Flax Pond

Harwich, MA.

Flax Pond is a fifteen-acre (6 hectare) pond in Harwich, Massachusetts that has been heavily impacted for decades by leachates from an adjacent landfill and unlined septage holding lagoons. By 1989 the pond was closed to recreation and fishing because of contamination caused by the daily intrusion of 295 m3(78,000 gallons) of leachate from the landfill (Horsley et al., 1991). The pond had low oxygen levels, high coliform counts, excessive sediment build up, and organic pollutants in the water column including volatile organic compounds (VOCs). Macro-benthic organisms were absent from many of the bottom sampling stations. Flax Pond had unusually high sediment concentrations of total phosphorus (300 times greater) and iron (80 times greater) compared with other Cape Cod ponds (K.V. Associates, 1991). Ammonia levels in the sediments were found to be as high as 8,000 mg/kg. The pond is delineated into an eastern zone and a western zone; the cloudier eastern zone is the predominant zone of impact from the landfill. The pond had a maximum depth of 6 meters and stratifies in its western end.
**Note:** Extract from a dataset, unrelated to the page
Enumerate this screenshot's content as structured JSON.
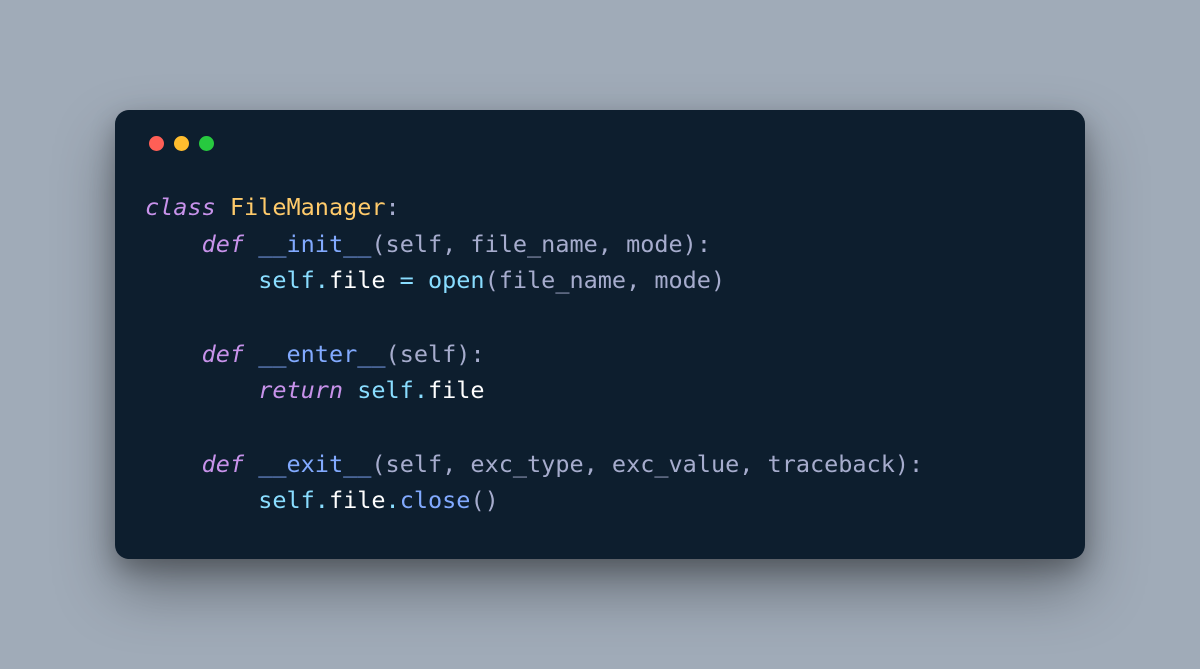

In the autumn of 1992 construction of the first Restorer was completed and anchored in the eastern end of Flax Pond. It employed a windmill and solar panels for electrical generation and was capable of circulating through its nine cells up to 380 m3 d-1 (100,000 gallons per day) of water drawn from the bottom of the pond. The first three cells were filled with semi-buoyant pumice rock that supported diverse benthic life including freshwater clams of the genera Unio andOnodonta. A slow release form of a clay-based soft phosphate was added to the media cells in the Restorer. Bacterial augmentation and mineral enrichment in the first three cells was frequent. The final six cells supported over two dozen species of terrestrial plants on racks. The Restorer was not operated during the winter months to allow the pond to freeze completely.

The impact of the Restorer on Flax Pond must be set against the background of the significant loading of pollutants into the pond resulting from leachate from the nearby landfill. Between 1990 and 2000 approximately 964,000 kg of alkalinity, 142,000 kg of iron, 44,940 kg of ammonia, and 1,095,680 kg of dissolved solids have entered Flax Pond via groundwater contamination. Given these levels of contamination we would expect significant deterioration of water quality, biological activity, and increases in sediment levels.

Despite the onslaught of groundwater contamination, Flax Pond has maintained its biological health over the course of the last decade. This is in part the result of the Restorer and in part the result of the cleaning up of the nearby unlined septage lagoons in the early 1990s. Ammonia levels in sediments have not significantly increased; the pH of the water and sediment has hovered around neutral; dissolved oxygen at sediment levels has increased; and organic sediment levels have been reduced. The pond supports healthy fish populations, water quality has been maintained to allow irrigation of a nearby cranberry bog, and microbial and macroinvertebrate activity in sediments has increased.